Broadcom's AI Revenue Forecast Just Hit $120 Billion. It Has Contracts With Everyone.
Mizuho raised Broadcom's AI revenue projection to $120B by 2027. The chipmaker now serves Alphabet, Meta, OpenAI, ByteDance, and Fujitsu.
Broadcom is quietly becoming the most important company in AI that nobody outside Wall Street talks about.
After meetings with CEO Hock Tan and senior executives, Mizuho Securities raised its AI revenue projection for Broadcom to approximately $120 billion by 2027, up from the Wall Street consensus of $100 billion at the start of the year. Analyst Vijay Rakesh maintained a $480 price target and "Outperform" rating. The revision is not based on optimism. It is based on signed contracts.
Six clients. Six of the biggest companies on Earth.
Broadcom now serves six major custom AI silicon clients: Alphabet, Meta, ByteDance, Fujitsu, OpenAI, and at least one unnamed partner. The company designs the custom chips that power these companies' AI workloads. It is contractually bound to design future versions of Google's Tensor Processing Units through at least 2031. OpenAI entered a ten-year agreement for ten gigawatts of capacity through 2029.
The Meta deal, announced April 14, is the most revealing. It extends their partnership through 2029 and will see Broadcom design, package, and network Meta's next-generation MTIA chips. These will be the first AI chips ever produced using a cutting-edge 2-nanometer process. Initial deployment starts at over one gigawatt of capacity, with plans to scale to a multi-gigawatt rollout.
The numbers are already enormous
For Q1 fiscal 2026, Broadcom's AI revenue doubled to $8.4 billion, contributing to a 29 percent jump in total revenue to $19.3 billion. Management guidance for Q2 points to AI revenue of $10.7 billion, a 140 percent year-over-year increase. The stock has more than doubled in the past year and currently trades just 4 percent below its 52-week high.
What Broadcom is building is essentially the custom silicon layer of the AI industry. While Nvidia dominates the general-purpose GPU market, Broadcom dominates the custom accelerator market. Every major AI company that wants chips optimized specifically for its workloads goes to Broadcom. And every one of them is signing multi-year contracts.
The governance signal
One detail buried in the Broadcom story tells you everything about how intertwined this industry has become.
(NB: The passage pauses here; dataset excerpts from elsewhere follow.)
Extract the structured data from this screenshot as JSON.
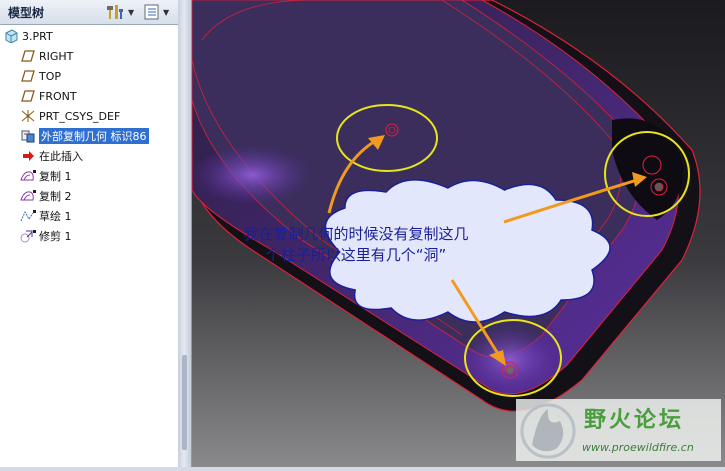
{
  "model_tree": {
    "title": "模型树",
    "items": [
      {
        "label": "3.PRT",
        "icon": "part-icon",
        "level": 0
      },
      {
        "label": "RIGHT",
        "icon": "datum-plane-icon",
        "level": 1
      },
      {
        "label": "TOP",
        "icon": "datum-plane-icon",
        "level": 1
      },
      {
        "label": "FRONT",
        "icon": "datum-plane-icon",
        "level": 1
      },
      {
        "label": "PRT_CSYS_DEF",
        "icon": "coordinate-system-icon",
        "level": 1
      },
      {
        "label": "外部复制几何 标识86",
        "icon": "external-copy-geometry-icon",
        "level": 1,
        "selected": true
      },
      {
        "label": "在此插入",
        "icon": "insert-here-arrow-icon",
        "level": 1
      },
      {
        "label": "复制 1",
        "icon": "copy-surface-icon",
        "level": 1
      },
      {
        "label": "复制 2",
        "icon": "copy-surface-icon",
        "level": 1
      },
      {
        "label": "草绘 1",
        "icon": "sketch-icon",
        "level": 1
      },
      {
        "label": "修剪 1",
        "icon": "trim-icon",
        "level": 1
      }
    ]
  },
  "annotation": {
    "line1": "我在复制几何的时候没有复制这几",
    "line2": "个柱子所以这里有几个“洞”"
  },
  "watermark": {
    "name": "野火论坛",
    "url": "www.proewildfire.cn"
  },
  "colors": {
    "selection": "#2f6fd0",
    "callout_text": "#1a1f9a",
    "highlight_circle": "#e8e61a",
    "arrow": "#f29a1e",
    "model_purple": "#5a2e9e",
    "edge_red": "#e0203a"
  }
}
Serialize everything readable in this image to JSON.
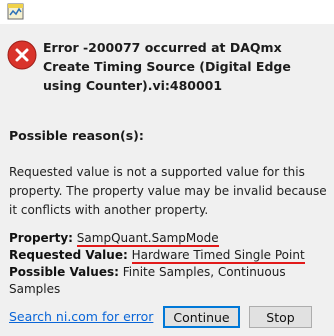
{
  "dialog": {
    "headline": "Error -200077 occurred at DAQmx Create Timing Source (Digital Edge using Counter).vi:480001",
    "reason_title": "Possible reason(s):",
    "reason_text": "Requested value is not a supported value for this property. The property value may be invalid because it conflicts with another property.",
    "property_label": "Property:",
    "property_value": "SampQuant.SampMode",
    "requested_label": "Requested Value:",
    "requested_value": "Hardware Timed Single Point",
    "possible_label": "Possible Values:",
    "possible_value": "Finite Samples, Continuous Samples"
  },
  "footer": {
    "search_link": "Search ni.com for error",
    "continue_label": "Continue",
    "stop_label": "Stop"
  },
  "icons": {
    "app": "labview-app-icon",
    "error": "error-icon"
  },
  "colors": {
    "error_red": "#d9342b",
    "link_blue": "#0a66d8",
    "annotation_red": "#e21a1a",
    "focus_border": "#0078d7"
  }
}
CEO Hock Tan will step down from Meta's board at its next annual meeting, transitioning to an advisory role focused on custom chip strategy. The reason: the Meta partnership is now so large that sitting on its board while also serving Alphabet, OpenAI, and ByteDance creates untenable conflicts of interest.
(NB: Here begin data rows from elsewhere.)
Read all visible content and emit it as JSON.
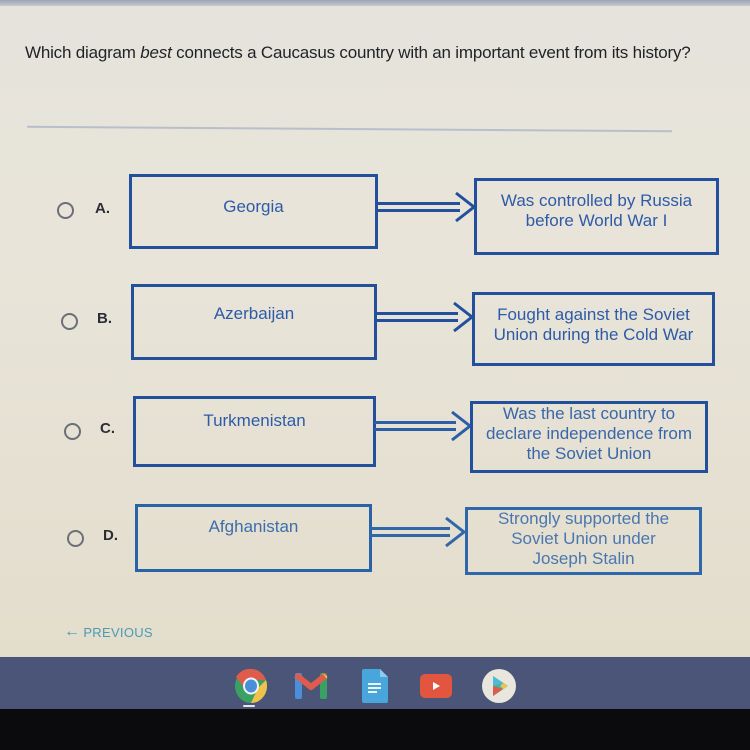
{
  "question": {
    "text_before": "Which diagram ",
    "emphasis": "best",
    "text_after": " connects a Caucasus country with an important event from its history?"
  },
  "options": [
    {
      "letter": "A.",
      "country": "Georgia",
      "event": "Was controlled by Russia before World War I",
      "selected": false
    },
    {
      "letter": "B.",
      "country": "Azerbaijan",
      "event": "Fought against the Soviet Union during the Cold War",
      "selected": false
    },
    {
      "letter": "C.",
      "country": "Turkmenistan",
      "event": "Was the last country to declare independence from the Soviet Union",
      "selected": false
    },
    {
      "letter": "D.",
      "country": "Afghanistan",
      "event": "Strongly supported the Soviet Union under Joseph Stalin",
      "selected": false
    }
  ],
  "navigation": {
    "previous_label": "PREVIOUS",
    "previous_icon": "arrow-left-icon"
  },
  "taskbar": {
    "apps": [
      {
        "name": "Chrome",
        "icon": "chrome-icon",
        "active": true
      },
      {
        "name": "Gmail",
        "icon": "gmail-icon",
        "active": false
      },
      {
        "name": "Docs",
        "icon": "docs-icon",
        "active": false
      },
      {
        "name": "YouTube",
        "icon": "youtube-icon",
        "active": false
      },
      {
        "name": "Play Store",
        "icon": "play-store-icon",
        "active": false
      }
    ]
  },
  "colors": {
    "diagram_border": "#22509c",
    "diagram_text": "#2d5ba8",
    "link": "#4b9bb3",
    "taskbar": "#4a5578"
  }
}
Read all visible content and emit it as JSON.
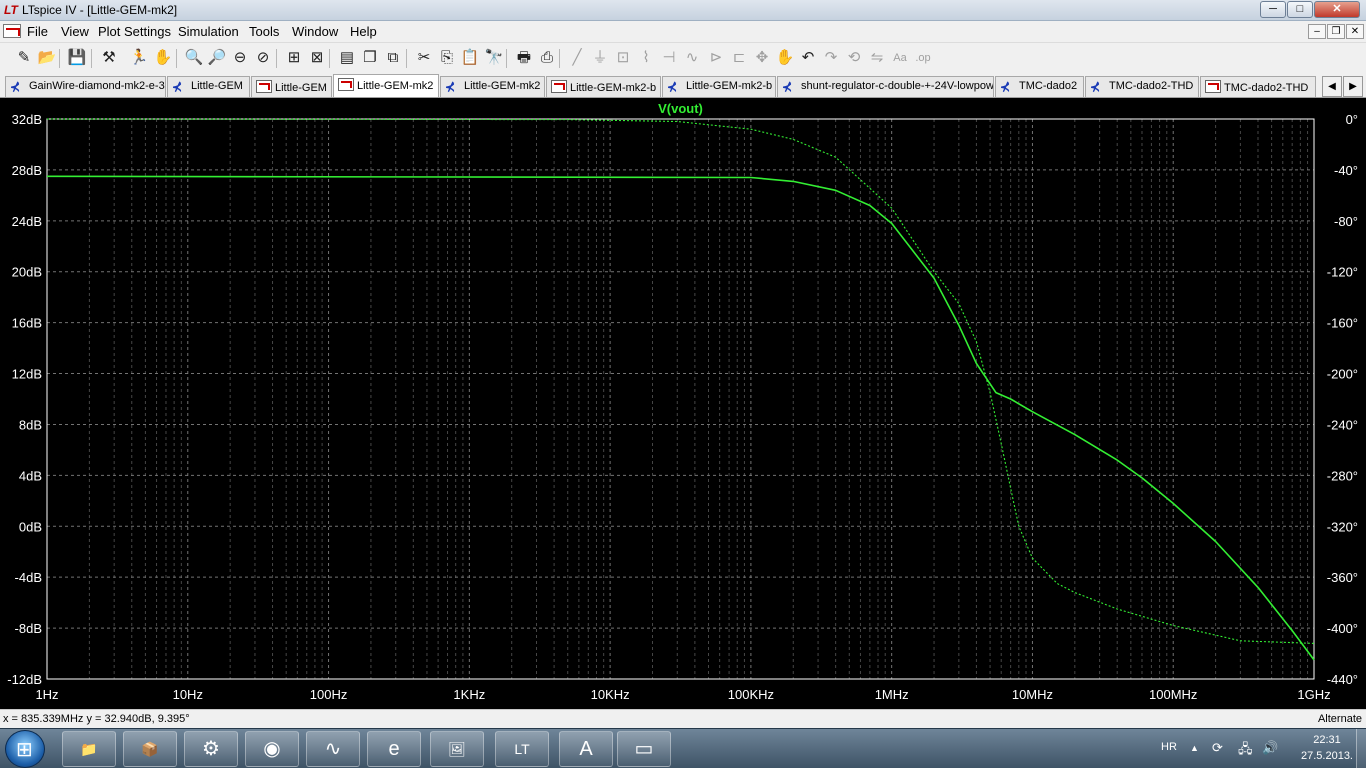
{
  "window": {
    "title": "LTspice IV - [Little-GEM-mk2]",
    "app_icon_text": "LT",
    "minimize": "─",
    "maximize": "□",
    "close": "✕"
  },
  "menu": {
    "items": [
      "File",
      "View",
      "Plot Settings",
      "Simulation",
      "Tools",
      "Window",
      "Help"
    ],
    "mdi_minimize": "–",
    "mdi_restore": "❐",
    "mdi_close": "✕"
  },
  "toolbar": {
    "icons": [
      {
        "name": "new-schematic-icon",
        "glyph": "✎",
        "enabled": true
      },
      {
        "name": "open-icon",
        "glyph": "📂",
        "enabled": true
      },
      {
        "name": "save-icon",
        "glyph": "💾",
        "enabled": true
      },
      {
        "name": "control-panel-icon",
        "glyph": "⚒",
        "enabled": true
      },
      {
        "name": "run-icon",
        "glyph": "🏃",
        "enabled": true
      },
      {
        "name": "pan-icon",
        "glyph": "✋",
        "enabled": true
      },
      {
        "name": "zoom-in-icon",
        "glyph": "🔍",
        "enabled": true
      },
      {
        "name": "zoom-area-icon",
        "glyph": "🔎",
        "enabled": true
      },
      {
        "name": "zoom-out-icon",
        "glyph": "⊖",
        "enabled": true
      },
      {
        "name": "zoom-cancel-icon",
        "glyph": "⊘",
        "enabled": true
      },
      {
        "name": "autorange-icon",
        "glyph": "⊞",
        "enabled": true
      },
      {
        "name": "fft-icon",
        "glyph": "⊠",
        "enabled": true
      },
      {
        "name": "tile-horizontal-icon",
        "glyph": "▤",
        "enabled": true
      },
      {
        "name": "cascade-icon",
        "glyph": "❐",
        "enabled": true
      },
      {
        "name": "close-all-icon",
        "glyph": "⧉",
        "enabled": true
      },
      {
        "name": "cut-icon",
        "glyph": "✂",
        "enabled": true
      },
      {
        "name": "copy-icon",
        "glyph": "⎘",
        "enabled": true
      },
      {
        "name": "paste-icon",
        "glyph": "📋",
        "enabled": true
      },
      {
        "name": "find-icon",
        "glyph": "🔭",
        "enabled": true
      },
      {
        "name": "print-setup-icon",
        "glyph": "🖶",
        "enabled": true
      },
      {
        "name": "print-icon",
        "glyph": "⎙",
        "enabled": true
      },
      {
        "name": "wire-icon",
        "glyph": "╱",
        "enabled": false
      },
      {
        "name": "ground-icon",
        "glyph": "⏚",
        "enabled": false
      },
      {
        "name": "label-icon",
        "glyph": "⊡",
        "enabled": false
      },
      {
        "name": "resistor-icon",
        "glyph": "⌇",
        "enabled": false
      },
      {
        "name": "capacitor-icon",
        "glyph": "⊣",
        "enabled": false
      },
      {
        "name": "inductor-icon",
        "glyph": "∿",
        "enabled": false
      },
      {
        "name": "diode-icon",
        "glyph": "⊳",
        "enabled": false
      },
      {
        "name": "component-icon",
        "glyph": "⊏",
        "enabled": false
      },
      {
        "name": "move-icon",
        "glyph": "✥",
        "enabled": false
      },
      {
        "name": "drag-icon",
        "glyph": "✋",
        "enabled": false
      },
      {
        "name": "undo-icon",
        "glyph": "↶",
        "enabled": true
      },
      {
        "name": "redo-icon",
        "glyph": "↷",
        "enabled": false
      },
      {
        "name": "rotate-icon",
        "glyph": "⟲",
        "enabled": false
      },
      {
        "name": "mirror-icon",
        "glyph": "⇋",
        "enabled": false
      },
      {
        "name": "text-icon",
        "glyph": "Aa",
        "enabled": false
      },
      {
        "name": "spice-directive-icon",
        "glyph": ".op",
        "enabled": false
      }
    ]
  },
  "tabs": [
    {
      "label": "GainWire-diamond-mk2-e-3",
      "kind": "schematic",
      "active": false
    },
    {
      "label": "Little-GEM",
      "kind": "schematic",
      "active": false
    },
    {
      "label": "Little-GEM",
      "kind": "waveform",
      "active": false
    },
    {
      "label": "Little-GEM-mk2",
      "kind": "waveform",
      "active": true
    },
    {
      "label": "Little-GEM-mk2",
      "kind": "schematic",
      "active": false
    },
    {
      "label": "Little-GEM-mk2-b",
      "kind": "waveform",
      "active": false
    },
    {
      "label": "Little-GEM-mk2-b",
      "kind": "schematic",
      "active": false
    },
    {
      "label": "shunt-regulator-c-double-+-24V-lowpow",
      "kind": "schematic",
      "active": false
    },
    {
      "label": "TMC-dado2",
      "kind": "schematic",
      "active": false
    },
    {
      "label": "TMC-dado2-THD",
      "kind": "schematic",
      "active": false
    },
    {
      "label": "TMC-dado2-THD",
      "kind": "waveform",
      "active": false
    }
  ],
  "tab_scroll": {
    "left": "◀",
    "right": "▶"
  },
  "chart_data": {
    "type": "line",
    "title": "V(vout)",
    "x_scale": "log",
    "xlim": [
      1,
      1000000000
    ],
    "x_ticks": [
      {
        "label": "1Hz",
        "value": 1
      },
      {
        "label": "10Hz",
        "value": 10
      },
      {
        "label": "100Hz",
        "value": 100
      },
      {
        "label": "1KHz",
        "value": 1000
      },
      {
        "label": "10KHz",
        "value": 10000
      },
      {
        "label": "100KHz",
        "value": 100000
      },
      {
        "label": "1MHz",
        "value": 1000000
      },
      {
        "label": "10MHz",
        "value": 10000000
      },
      {
        "label": "100MHz",
        "value": 100000000
      },
      {
        "label": "1GHz",
        "value": 1000000000
      }
    ],
    "ylim": [
      -12,
      32
    ],
    "y_ticks": [
      {
        "label": "32dB",
        "value": 32
      },
      {
        "label": "28dB",
        "value": 28
      },
      {
        "label": "24dB",
        "value": 24
      },
      {
        "label": "20dB",
        "value": 20
      },
      {
        "label": "16dB",
        "value": 16
      },
      {
        "label": "12dB",
        "value": 12
      },
      {
        "label": "8dB",
        "value": 8
      },
      {
        "label": "4dB",
        "value": 4
      },
      {
        "label": "0dB",
        "value": 0
      },
      {
        "label": "-4dB",
        "value": -4
      },
      {
        "label": "-8dB",
        "value": -8
      },
      {
        "label": "-12dB",
        "value": -12
      }
    ],
    "y2lim": [
      -440,
      0
    ],
    "y2_ticks": [
      {
        "label": "0°",
        "value": 0
      },
      {
        "label": "-40°",
        "value": -40
      },
      {
        "label": "-80°",
        "value": -80
      },
      {
        "label": "-120°",
        "value": -120
      },
      {
        "label": "-160°",
        "value": -160
      },
      {
        "label": "-200°",
        "value": -200
      },
      {
        "label": "-240°",
        "value": -240
      },
      {
        "label": "-280°",
        "value": -280
      },
      {
        "label": "-320°",
        "value": -320
      },
      {
        "label": "-360°",
        "value": -360
      },
      {
        "label": "-400°",
        "value": -400
      },
      {
        "label": "-440°",
        "value": -440
      }
    ],
    "grid": true,
    "background": "#000000",
    "grid_color": "#808080",
    "axis_text_color": "#ffffff",
    "series": [
      {
        "name": "V(vout)",
        "role": "magnitude",
        "axis": "left",
        "color": "#33ee33",
        "style": "solid",
        "x": [
          1,
          100000,
          200000,
          400000,
          700000,
          1000000,
          2000000,
          3000000,
          4000000,
          5500000,
          7000000,
          10000000,
          20000000,
          40000000,
          60000000,
          100000000,
          200000000,
          400000000,
          700000000,
          1000000000
        ],
        "y": [
          27.5,
          27.4,
          27.1,
          26.4,
          25.2,
          23.8,
          19.5,
          15.8,
          12.8,
          10.5,
          10.0,
          9.0,
          7.2,
          5.2,
          3.8,
          1.8,
          -1.2,
          -4.8,
          -8.2,
          -10.5
        ]
      },
      {
        "name": "V(vout)",
        "role": "phase",
        "axis": "right",
        "color": "#33ee33",
        "style": "dotted",
        "x": [
          1,
          5000,
          30000,
          100000,
          200000,
          400000,
          1000000,
          2000000,
          3000000,
          4000000,
          5000000,
          6000000,
          7000000,
          8000000,
          10000000,
          15000000,
          20000000,
          40000000,
          100000000,
          300000000,
          1000000000
        ],
        "y": [
          0,
          -0.5,
          -2,
          -8,
          -16,
          -30,
          -70,
          -120,
          -145,
          -175,
          -215,
          -255,
          -290,
          -320,
          -345,
          -365,
          -372,
          -385,
          -398,
          -410,
          -412
        ]
      }
    ]
  },
  "status": {
    "cursor_readout": "x = 835.339MHz    y = 32.940dB, 9.395°",
    "mode": "Alternate"
  },
  "taskbar": {
    "apps": [
      {
        "name": "explorer-app-icon",
        "glyph": "📁"
      },
      {
        "name": "installer-app-icon",
        "glyph": "📦"
      },
      {
        "name": "utility-app-icon",
        "glyph": "⚙"
      },
      {
        "name": "security-app-icon",
        "glyph": "◉"
      },
      {
        "name": "oscilloscope-app-icon",
        "glyph": "∿"
      },
      {
        "name": "ie-app-icon",
        "glyph": "e"
      },
      {
        "name": "gallery-app-icon",
        "glyph": "🖼"
      },
      {
        "name": "ltspice-app-icon",
        "glyph": "LT"
      },
      {
        "name": "wordpad-app-icon",
        "glyph": "A"
      },
      {
        "name": "notes-app-icon",
        "glyph": "▭"
      }
    ],
    "language": "HR",
    "tray_icons": [
      {
        "name": "show-hidden-icon",
        "glyph": "▲"
      },
      {
        "name": "sync-icon",
        "glyph": "⟳"
      },
      {
        "name": "network-icon",
        "glyph": "🖧"
      },
      {
        "name": "volume-icon",
        "glyph": "🔊"
      }
    ],
    "time": "22:31",
    "date": "27.5.2013."
  }
}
When your chip company is so critical to so many competing AI giants that your CEO cannot sit on any of their boards, you are no longer a supplier. You are infrastructure. Broadcom's annual shareholder meeting is Monday. The quarterly report drops June 4. Analysts expect $2.39 EPS on $22 billion revenue. Twenty-eight analysts rate it a "Strong Buy" with targets as high as $500 from JPMorgan. The AI hardware race has a new scoreboard, and Broadcom is running it.